Basketball New Zealand (BBNZ) and the Sal’s NBL are delighted to recognise a recent milestone by referee Melony O’Connor, who last week officiated her 400th game in the Sal’s NBL.
It has taken Melony twenty years of hard work to achieve this feat, which places her third all-time in games refereed - behind stalwarts Dallas Pickering and Stan Battock – and has seen her earn NBL Referee of the Year Awards in 2012 and 2021 and officiate in eight NBL Finals series.
It’s also part of a wider 35-year refereeing career for Melony, which has seen her officiate thousands of games at all levels. Outside of her on-court refereeing, Melony is also actively involved in the development of current and future referees, having worked in the referee space with BBNZ over the last ten years.
Melony says that she while appreciates the milestone, she is also aware of both the sacrifice and support involved in her achieving it.
“I’m delighted that I’ve reached this milestone, but it has come with a lot of hard work and a lot of support along the way, which of course I’m thrilled to have; it’s taken not only 20 years of my life, but my children’s and my family’s life,” says Melony.
“I’ve been fortunate that the father of my children has been extremely supportive throughout my 20 years in the league, and his co-parenting enabled me to travel around the country as a referee.
“For my children, who are now independent adults, a large part of their childhood was spent in stadiums - however with that came the bonus of them getting to meet a lot of fantastic players. I’m grateful for the opportunities that those who have put teams on the court and kept the NBL running, have not only given to me, but to my family.
“Throughout my career, I have grasped every opportunity provided to me to referee and as a mother which has often meant a lot of juggling. I can remember many times when I’ve been at netball or rugby with my children for the morning, then gone on to referee a game a few hours later.”
Melony says that her achieving this feat as a woman – in what she describes as a ‘a male-dominated environment’ - is not lost on her at all.
“For me it’s been a positive experience overall, and I’m thankful for the great support and friendships I’ve made over the years. However, there’s also been one or two along the way who were not always so supportive of me as a female official, and at times it took a lot of determination and perseverance to continue refereeing.
“Basketball has been rewarding to me, and I’m thankful for the personal growth and development that it has, through refereeing, provided me. Ultimately I continue to referee as I love the game - if I wasn’t refereeing then I’d likely be involved in some other capacity within the sport; so I’m thankful to BBNZ, the teams and their players, and to my fellow referees for their part in me getting to where I am today.”

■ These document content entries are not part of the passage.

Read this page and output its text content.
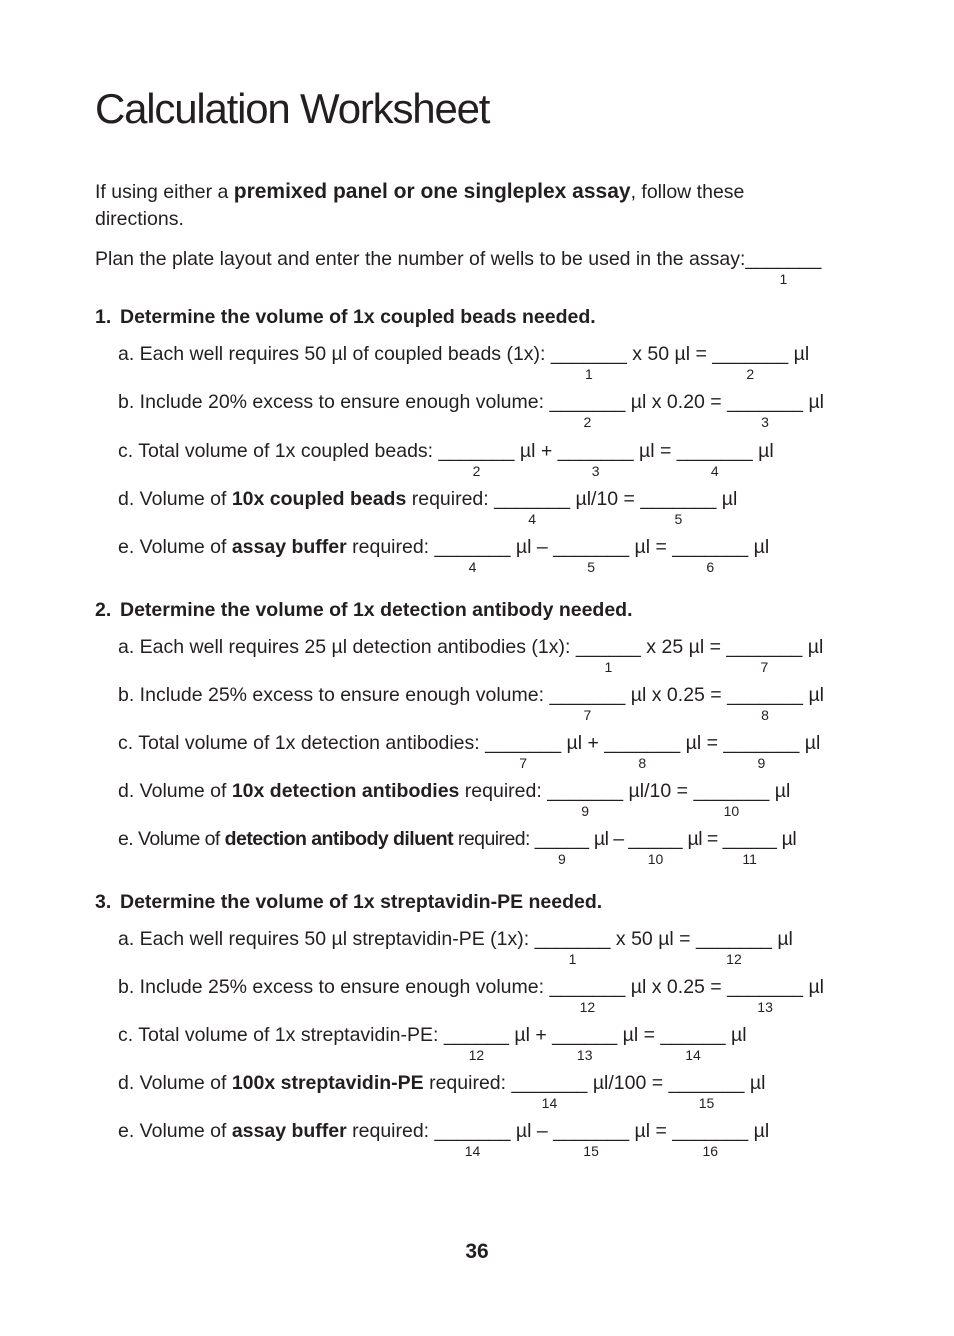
Calculation Worksheet

If using either a premixed panel or one singleplex assay, follow these directions.

Plan the plate layout and enter the number of wells to be used in the assay:_______
1
1. Determine the volume of 1x coupled beads needed.
a. Each well requires 50 µl of coupled beads (1x): _______
1
x 50 µl = _______
2
µl
b. Include 20% excess to ensure enough volume: _______
2
µl x 0.20 = _______
3
µl
c. Total volume of 1x coupled beads: _______
2
µl + _______
3
µl = _______
4
µl
d. Volume of 10x coupled beads required: _______
4
µl/10 = _______
5
µl
e. Volume of assay buffer required: _______
4
µl – _______
5
µl = _______
6
µl
2. Determine the volume of 1x detection antibody needed.
a. Each well requires 25 µl detection antibodies (1x): ______
1
x 25 µl = _______
7
µl
b. Include 25% excess to ensure enough volume: _______
7
µl x 0.25 = _______
8
µl
c. Total volume of 1x detection antibodies: _______
7
µl + _______
8
µl = _______
9
µl
d. Volume of 10x detection antibodies required: _______
9
µl/10 = _______
10
µl
e. Volume of detection antibody diluent required: _____
9
µl – _____
10
µl = _____
11
µl
3. Determine the volume of 1x streptavidin-PE needed.
a. Each well requires 50 µl streptavidin-PE (1x): _______
1
x 50 µl = _______
12
µl
b. Include 25% excess to ensure enough volume: _______
12
µl x 0.25 = _______
13
µl
c. Total volume of 1x streptavidin-PE: ______
12
µl + ______
13
µl = ______
14
µl
d. Volume of 100x streptavidin-PE required: _______
14
µl/100 = _______
15
µl
e. Volume of assay buffer required: _______
14
µl – _______
15
µl = _______
16
µl

36
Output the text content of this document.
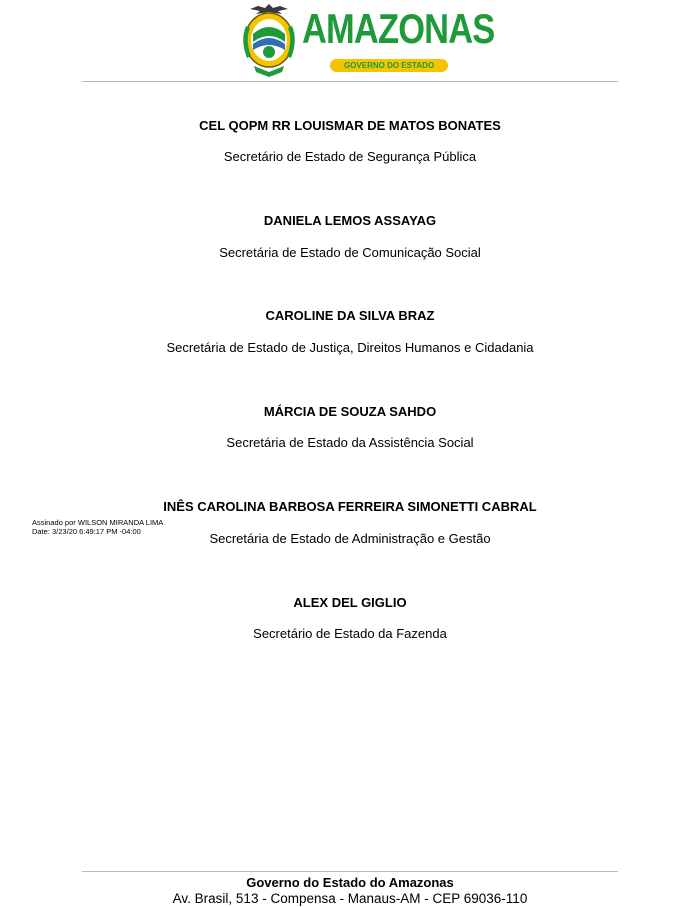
AMAZONAS
GOVERNO DO ESTADO
CEL QOPM RR LOUISMAR DE MATOS BONATES
Secretário de Estado de Segurança Pública
DANIELA LEMOS ASSAYAG
Secretária de Estado de Comunicação Social
CAROLINE DA SILVA BRAZ
Secretária de Estado de Justiça, Direitos Humanos e Cidadania
MÁRCIA DE SOUZA SAHDO
Secretária de Estado da Assistência Social
INÊS CAROLINA BARBOSA FERREIRA SIMONETTI CABRAL
Secretária de Estado de Administração e Gestão
Assinado por WILSON MIRANDA LIMA
Date: 3/23/20 6:49:17 PM -04:00
ALEX DEL GIGLIO
Secretário de Estado da Fazenda
Governo do Estado do Amazonas
Av. Brasil, 513 - Compensa - Manaus-AM - CEP 69036-110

BBNZ Chief Executive, Dillon Boucher – who presented Melony with a plaque in recognition of her 400th game at an NBL game on Monday - says she is a credit to the referee ranks and an inspiration to younger women in the sporting sector.
“Melony has worked hard over the past 20 years to get to where she is, and she is respected by not only her peers but by the players, the coaches and the fans,” says Boucher.
“400 NBL games is a huge achievement and it’s a testament to Mel’s ability as a referee that she’s achieved this. She’s a role model not just to the younger officials coming up through the ranks, but to females looking to get involved in basketball as a player, referee, coach or support crew.”
Melony says that for aspiring female referees, she advises them to be confident and to grasp whatever opportunities are provided to them.
“Today I see a lot of opportunities directly for female referees, which I never had. While I think it’s fantastic to see this, I believe that as females we should use these as an opportunity to empower ourselves to work hard and prove we’re just as capable as our male counterparts.
“Confidence is important, but I believe that one of the biggest attributes you can have as a referee is kindness. There are perceptions of what referees are, that they’re control freaks or crave power, but whether you’re playing or refereeing then the main thing is to be a good person on and off the court - and that needs to be reflected in the way you referee.
“I tell the young female officials to just to take the opportunities provided to them and to prove you belong there, that you’re there because you’re a referee and not just because you’re a female.”